Europe Melts Under the Hottest Heat Wave Ever Recorded

A cold drink.
June 2019 was the hottest June in Europe for a long time. (Image: via Pixabay)

As Europeans continue to suffer from the extreme heat plaguing the region, data shows that June 2019 has been the hottest June ever in the history of the continent. According to the Copernicus Climate Change Service (C3S), a satellite agency that keeps tabs on the region’s weather. Average temperatures for the month were almost 6° to 10°C higher than normal in countries like Germany, Spain, and France.

Hottest of times

According to the CS3, spikes of over 1°C in average temperatures have occurred before in Europe, like in 1917 and 1999. However, the surge in recent temperature came atop an overall rise of 1.5°C in European temperature in the past century. The head of CS3, Jean-Noel Thepaut, believes that such an increase in temperatures in Europe will occur frequently in the future. If the current heatwave would have occurred about 100 years ago, temperatures in Europe would have become 4°C cooler, since the climate was different in those times.

“We knew June was hot in Europe, but this study shows that temperature records haven’t just been broken. They have been obliterated… This is the hottest June on record in Europe by a country mile, and the warmest June we have ever seen globally… Heatwaves occur in any climate, but we know that heatwaves are becoming much more likely due to climate change. The global climate just keeps getting hotter, as greenhouse gases continue to build up, as scientists have predicted for decades,” Hannah Cloke, a researcher of natural hazards at the University of Reading, said to the Independent.

Southeastern France recorded its highest-ever temperature for June at 45.9°. Other countries that logged in record high temperatures include western Germany at 38.9°, Doksany in the Czech Republic at 38.9°, and western Poland at 38.2°. Extreme heat poses a serious health risk to people, especially children and the elderly. The 4-day heatwave in the last week of June killed seven people in Europe.

Athletes participating in the Ironman race in Frankfurt faced a rough time. The leader of the women’s race, Sarah True, collapsed within just a kilometer of the finishing line. “It felt like a race against global warming — you could have fried an egg on my head,” Sebastian Kienle, who finished second in the men’s race, said in a statement (CBC).

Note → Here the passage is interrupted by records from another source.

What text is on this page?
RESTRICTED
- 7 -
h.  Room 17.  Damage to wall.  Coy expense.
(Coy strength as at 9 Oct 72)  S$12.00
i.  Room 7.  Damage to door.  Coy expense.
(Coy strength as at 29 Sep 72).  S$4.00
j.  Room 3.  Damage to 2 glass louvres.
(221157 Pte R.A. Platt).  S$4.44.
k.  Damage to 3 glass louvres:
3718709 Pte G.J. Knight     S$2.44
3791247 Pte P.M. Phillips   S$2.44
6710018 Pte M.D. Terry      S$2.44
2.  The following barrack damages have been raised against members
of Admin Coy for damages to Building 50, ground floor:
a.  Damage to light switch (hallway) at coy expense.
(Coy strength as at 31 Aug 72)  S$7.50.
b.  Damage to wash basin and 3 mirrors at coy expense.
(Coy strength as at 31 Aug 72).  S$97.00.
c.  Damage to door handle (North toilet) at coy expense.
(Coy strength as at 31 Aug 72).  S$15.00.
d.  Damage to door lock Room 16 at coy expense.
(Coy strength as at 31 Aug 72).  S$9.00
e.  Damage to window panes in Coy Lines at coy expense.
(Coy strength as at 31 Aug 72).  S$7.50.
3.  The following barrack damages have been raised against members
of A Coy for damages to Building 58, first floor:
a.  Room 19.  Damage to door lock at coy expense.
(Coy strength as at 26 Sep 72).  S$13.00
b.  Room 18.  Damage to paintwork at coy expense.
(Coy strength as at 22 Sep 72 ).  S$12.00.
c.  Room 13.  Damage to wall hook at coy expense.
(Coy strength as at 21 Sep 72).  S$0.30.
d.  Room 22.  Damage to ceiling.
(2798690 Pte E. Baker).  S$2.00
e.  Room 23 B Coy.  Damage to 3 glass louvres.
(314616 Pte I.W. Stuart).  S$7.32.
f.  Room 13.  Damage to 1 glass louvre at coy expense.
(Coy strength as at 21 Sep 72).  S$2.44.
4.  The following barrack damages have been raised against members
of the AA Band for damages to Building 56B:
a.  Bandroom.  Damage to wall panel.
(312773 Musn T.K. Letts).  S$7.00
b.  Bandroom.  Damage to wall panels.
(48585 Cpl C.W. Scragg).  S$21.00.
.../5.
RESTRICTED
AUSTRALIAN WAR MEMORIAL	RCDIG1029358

In France, a cycling event was called off after many participants became sick because of the heat.

Heatwave in Europe

The weather in Western Europe is usually governed by a jet stream, which is a high-velocity river of air meandering across the globe. When the stream that is positioned over Europe develops an omega-shaped wave, warm air from Africa and southern Europe is pulled north, driving up temperatures in the region.

Hot air from northern Africa entering into Europe can warm up the region.
Hot air from northern Africa entering into Europe can warm up the region. (Image: via Pixabay)

“If this upper-level feature coincides with high pressure at the surface with relatively low pressure to the east and west, an omega block is formed. This pattern of flow can be very persistent and lead to long periods of fine weather in summer. Decreased cloud cover and transport of warm air over a number of days can produce very high temperatures,” according to climate researchers John Marsham and Alexander Roberts (The Conversation).

The last time Europe suffered such extreme heat was in 2003 when temperatures rose by around 13°C. The period ended up killing around 30,000 people and was the hottest summer on the continent in the past four centuries.